During his five-decade-long career, Ratan Tata has seen and run traditional businesses ranging from salt to steel, information technology to automobiles. At 78, he has also managed to reinvent himself from a storied industrialist to one of the most active participants in India’s young startup ecosystem—with over 25 investment (and counting).
But what if the Tata Group’s chairman emeritus turned entrepreneur today?
At an event in Bengaluru today (Feb. 05), investment firm Kalaari Capital’s managing director Vani Kola asked Tata just that.
If you were 26 years old and decided to jump into entrepreneurship, what kind of ideas would you go after?
I think some of us have ideas all the time. For me, for example, very often ideas come when I see something not working well. And I think that’s probably what most people do. You have enough of a solution-orientation to sit down and say ‘how can this work better or faster or less expensively’?
There are those of us who leave those thoughts in our heads, and the others who try to build an enterprise around that. Once you decide that, you have to put flesh and blood behind it, in terms of funding, getting a team, etc.
What would be the defining core principle on which you would form your company?
Partly due to my involvement in philanthropy… I am always excited when an idea can bring prosperity to a part of the community or enhances the quality of life of a segment.
The other is where you do something that’s a game-changer. If you find that your idea is changing the way people live, think or sustain themselves—this is extremely invigorating.
What would you look for in an investor?
The investor in some way is a talent scout in a music company. The scout intuitively feels that this group is really going to go (far) and he can’t define why he is saying that.
I think one looks for an investor who has a similar sort of excitement over what one is trying to do and is ready to not only risk his money but participate in the journey…
What would be your answer to questions like: How much money to raise? How fast should I grow? Where do I balance growth and profitability?
Companies that I have looked at have grown at rates that I couldn’t possibly believe could happen… Can those growth rates be sustained? Because you can have high burn rates initially and then it may taper off… So that’s a rate and pace that I am not familiar with. It’s exceedingly high for someone coming from conventional industries.
But again, one has to be humble because there are some companies that do this and sustain this… and there are others that fall and burn out much faster.
Would you create a brand for yourself as a CEO in a way that it is inseparable from the company?
I am a very shy person. You are giving me a lot of visibility. So I wouldn’t want to build my brand. There are some people who inevitably leave their personal brand on a company, and it works for some and it doesn’t work for others.
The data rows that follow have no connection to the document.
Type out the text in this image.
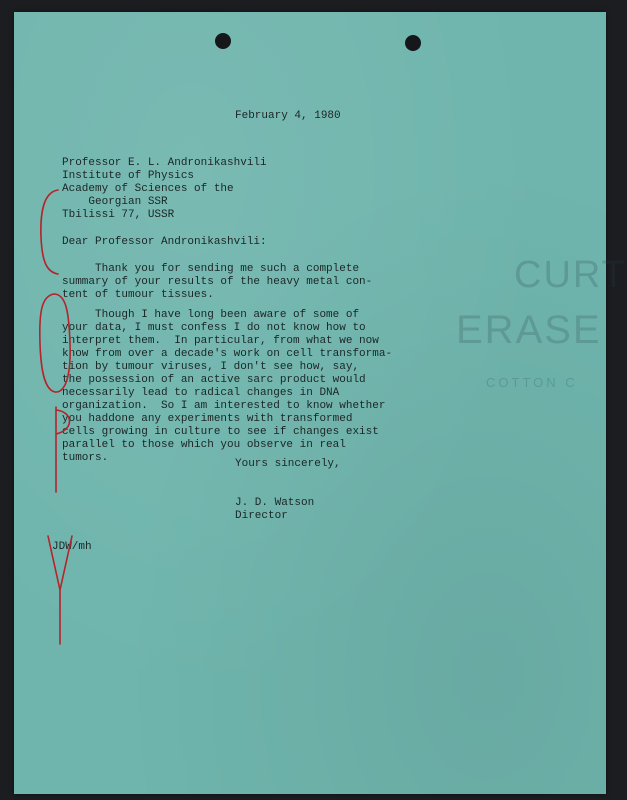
CURT
ERASE
COTTON C
February 4, 1980
Professor E. L. Andronikashvili
Institute of Physics
Academy of Sciences of the
Georgian SSR
Tbilissi 77, USSR
Dear Professor Andronikashvili:
Thank you for sending me such a complete
summary of your results of the heavy metal con-
tent of tumour tissues.
Though I have long been aware of some of
your data, I must confess I do not know how to
interpret them.  In particular, from what we now
know from over a decade's work on cell transforma-
tion by tumour viruses, I don't see how, say,
the possession of an active sarc product would
necessarily lead to radical changes in DNA
organization.  So I am interested to know whether
you haddone any experiments with transformed
cells growing in culture to see if changes exist
parallel to those which you observe in real
tumors.	Yours sincerely,
J. D. Watson
Director
JDW/mh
If there is a great offer on the table, how will you decide if it’s time to sell your startup? Or would you want to focus on building it?
The only way I can address this is to give you a living example. When I took over the chairmanship of Tata Group, the media was rife with statements like, “Tatas have 80 companies and there’s no focus.”
So I started to put together a plan of rationalising the group, which meant getting rid of some of the businesses. Among businesses that seemed to stand alone was the toiletries business, Tata Oil Mills Company.
So, I negotiated a very dignified sale to Unilever, which gave the shareholders a very good stock to hold. And we had a standstill on getting rid of any employee for three years. I thought I had done a terrific thing.
But my God, the next day, the media descended on me, the stock market descended on us. I had let down employees who were second or third generation. And with that, very quietly, my rationalisation plan disappeared.
So I feel there’s no easy way to answer this question.
So if your startup is successful, how do you party or celebrate?
The one moment that I had, which would be my moment in the sun, was the launch of the Nano—looking at the positive part of it. (Laughs)
We launched the car at the auto expo in Delhi and that launch itself was a tremendous moment. I drove the car on to the stage, which turned out to be almost a disaster, because as I drove out I realised there were no lights, and where the stage stopped and where the audience started was not visible.
In those moments of apprehension, there was a creative glory, because in the 100-odd years of the group, there wasn’t any one significant project or product that elevated the group in terms of visibility than this one occasion.
After that, both in terms of the special lady in West Bengal who made things change, etc…that was the long downhill slide. But that particular moment was a terrific moment for anybody’s inner feelings.